I’ve always loved cars and motorcycles. If memory serves me correctly, in 1977, Ford Motor Company introduced something they called, “The Ford Pinto Cruising Wagon.” It was a station wagon with moon windows in the back and a rainbow paint scheme. My brother had one. It had several strikes against it. It was a Ford Pinto, possibly one of the most pathetic cars ever produced by Detroit – strike one. It was a station wagon – station wagons are not exactly cool sports cars – strike two. It was gutless – strike three. On the outside, it was flashy. But it was still a Ford Pinto, under the hood. It’s as though the design team didn’t know the basic truth that it’s not what’s on the outside of the car that matters; it’s what’s under the hood.

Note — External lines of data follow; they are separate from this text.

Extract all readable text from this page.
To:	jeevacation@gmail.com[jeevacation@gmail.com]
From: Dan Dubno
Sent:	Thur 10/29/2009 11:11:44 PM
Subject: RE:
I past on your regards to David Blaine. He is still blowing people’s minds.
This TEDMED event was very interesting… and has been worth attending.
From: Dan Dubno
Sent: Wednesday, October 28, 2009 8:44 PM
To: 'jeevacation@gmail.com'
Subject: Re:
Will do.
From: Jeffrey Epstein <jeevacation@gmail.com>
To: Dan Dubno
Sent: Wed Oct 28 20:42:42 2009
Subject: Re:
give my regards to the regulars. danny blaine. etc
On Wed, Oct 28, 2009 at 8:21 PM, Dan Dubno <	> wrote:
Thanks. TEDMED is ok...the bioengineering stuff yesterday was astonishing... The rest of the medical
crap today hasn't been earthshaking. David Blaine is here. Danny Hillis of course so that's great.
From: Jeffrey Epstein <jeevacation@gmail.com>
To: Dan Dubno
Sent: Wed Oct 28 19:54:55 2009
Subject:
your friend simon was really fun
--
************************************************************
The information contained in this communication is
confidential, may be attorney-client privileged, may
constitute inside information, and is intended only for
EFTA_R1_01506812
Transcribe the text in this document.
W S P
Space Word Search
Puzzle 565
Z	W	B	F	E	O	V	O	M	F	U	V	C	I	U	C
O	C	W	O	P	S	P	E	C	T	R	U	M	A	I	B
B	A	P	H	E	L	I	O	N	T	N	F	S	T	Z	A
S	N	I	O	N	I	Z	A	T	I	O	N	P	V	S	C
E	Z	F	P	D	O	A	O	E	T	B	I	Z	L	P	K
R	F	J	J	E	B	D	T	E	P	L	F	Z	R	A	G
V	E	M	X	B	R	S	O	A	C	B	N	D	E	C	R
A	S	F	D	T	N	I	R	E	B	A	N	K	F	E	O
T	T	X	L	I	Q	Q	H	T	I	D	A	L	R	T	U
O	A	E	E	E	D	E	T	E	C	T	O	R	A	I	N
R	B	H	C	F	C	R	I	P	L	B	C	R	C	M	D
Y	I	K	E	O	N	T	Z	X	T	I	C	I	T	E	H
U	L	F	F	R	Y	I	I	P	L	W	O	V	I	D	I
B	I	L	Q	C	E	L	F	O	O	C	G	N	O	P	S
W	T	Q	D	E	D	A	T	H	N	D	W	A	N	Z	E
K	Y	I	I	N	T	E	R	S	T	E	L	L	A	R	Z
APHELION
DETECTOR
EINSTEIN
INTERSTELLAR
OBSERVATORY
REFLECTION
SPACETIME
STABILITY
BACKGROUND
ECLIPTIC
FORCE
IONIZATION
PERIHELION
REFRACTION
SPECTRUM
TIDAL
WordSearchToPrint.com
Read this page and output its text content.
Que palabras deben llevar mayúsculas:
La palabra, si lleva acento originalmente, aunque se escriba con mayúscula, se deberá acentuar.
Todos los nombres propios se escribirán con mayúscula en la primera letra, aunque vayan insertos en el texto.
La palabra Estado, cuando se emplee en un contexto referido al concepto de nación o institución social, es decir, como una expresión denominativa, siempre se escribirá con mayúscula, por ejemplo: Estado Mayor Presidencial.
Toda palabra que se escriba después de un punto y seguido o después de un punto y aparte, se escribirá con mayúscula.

Contrast that to a little Yamaha RD-350. I had one of them when I was sixteen years old. Anybody who was anybody had a Honda 500 Four. But I had the little Yamaha 350. It was very ordinary looking. No sissy bar. No highway pegs. It sounded like a wind-up toy when you revved it – ring-a-ding-ding. Like a chain saw with a string of sleigh-bells attached. It smoked like a coal furnace — except it was the blue smoke of the two-cycle engine. In spite of how it looked and sounded, it had a rockin’ two-stroke engine. When I sat on the bike, all 145 pounds of me, it would beat those lazy Honda 500 Fours, leaving them to breathe that blue smoke. To me, the RD-350 was a great example of how you can misjudge something if you don’t look closely – look under the hood.
In our passage today, Jesus gives three of his disciples a look under the hood. And what they learn is that he is not a Ford Pinto. Oh – and Jesus is not an RD-350. Jesus is the Son of the Most High God.